Once it was believed desertification is caused by livestock mostly cattle, sheep and goats, overgrazing the plants, leaving the soil bare and giving off methane. It was thought they are damaging nature. But quite the opposite they are the important factor in preventing desertification.
“What we had failed to understand was that these seasonal humidity environments of the world, the soil and the vegetation developed with very large numbers of grazing animals, … large herds dung and urinate all over their own food, and they have to keep moving, and it was that movement that prevented the overgrazing of plants, while the periodic trampling ensured good cover of the soil, as we see where a herd has passed.”
“Now, looking at this grassland of ours that has gone dry, what could we do to keep that healthy? And bear in mind, I’m talking of most of the world’s land now. Okay? We cannot reduce animal numbers to rest it more without causing desertification and climate change.

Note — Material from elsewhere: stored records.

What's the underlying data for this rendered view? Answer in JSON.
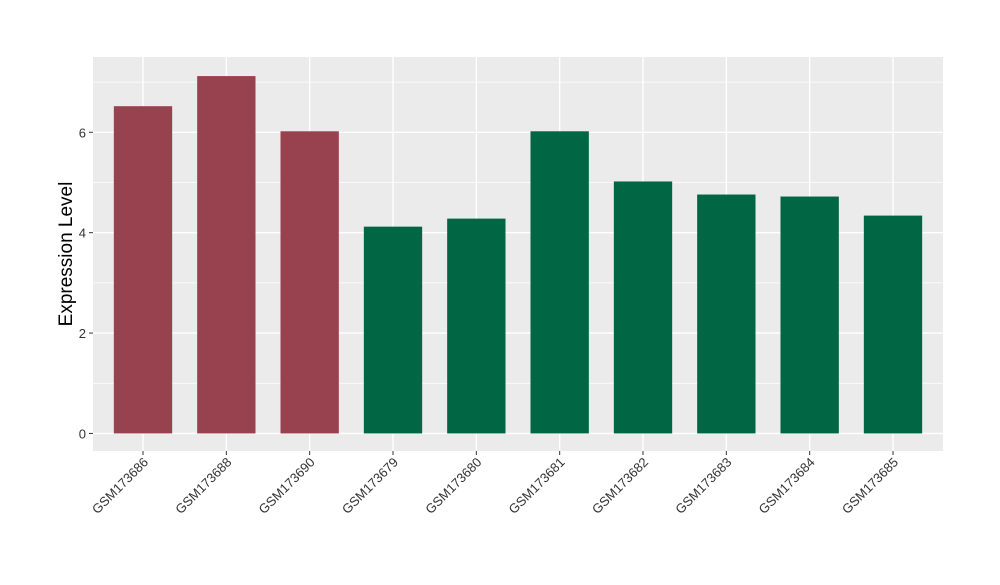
{
  "chart_data": {
    "type": "bar",
    "categories": [
      "GSM173686",
      "GSM173688",
      "GSM173690",
      "GSM173679",
      "GSM173680",
      "GSM173681",
      "GSM173682",
      "GSM173683",
      "GSM173684",
      "GSM173685"
    ],
    "values": [
      6.52,
      7.12,
      6.02,
      4.12,
      4.28,
      6.02,
      5.02,
      4.76,
      4.72,
      4.34
    ],
    "bar_colors": [
      "#99424F",
      "#99424F",
      "#99424F",
      "#006644",
      "#006644",
      "#006644",
      "#006644",
      "#006644",
      "#006644",
      "#006644"
    ],
    "ylabel": "Expression Level",
    "xlabel": "",
    "ylim": [
      -0.35,
      7.5
    ],
    "yticks": [
      0,
      2,
      4,
      6
    ],
    "ytick_labels": [
      "0",
      "2",
      "4",
      "6"
    ],
    "grid": true,
    "legend": "none",
    "panel_background": "#EBEBEB",
    "grid_color": "#FFFFFF"
  }
}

We cannot burn it without causing desertification and climate change. What are we going to do? There is only one option, I’ll repeat to you, only one option left to climatologists and scientists, and that is to do the unthinkable, and to use livestock, bunched and moving, as a proxy for former herds and predators, and mimic nature.
There is no other alternative left to mankind.”So, you see how crucial this movement can be.
When the flock moves through different lands during migration, the sheep and goats leave their dung and urine throughout their path, and this makes it possible for the soil to absorb and hold the rain and store carbon, and to break down methane and finally to be alive.
Therefore, the only answer to “How we can preserve the nature?” is to use livestock to mimic nature, and the best lifestyle to suit the shepherds when they move their flock is a nomadic lifestyle.
Nowadays, the villagers in Africa are learning how to pass their herds through the lands, exactly like what Iran Nomads do in their seasonal migrations.
They are told to put their animals together into larger herds and plan their grazing to mimic nature, and these points are exactly what Iran Nomads have been doing for centuries. Such measures are proved to be so helpful, as they make the crop fields prepared and consequently there would be a great increase in crop yields as well.
Each year, in spring and autumn, the Nomads of Iran embark on their seasonal migration.
They have been doing this for centuries, and they are the chief stewards of Mt. Zagros nature.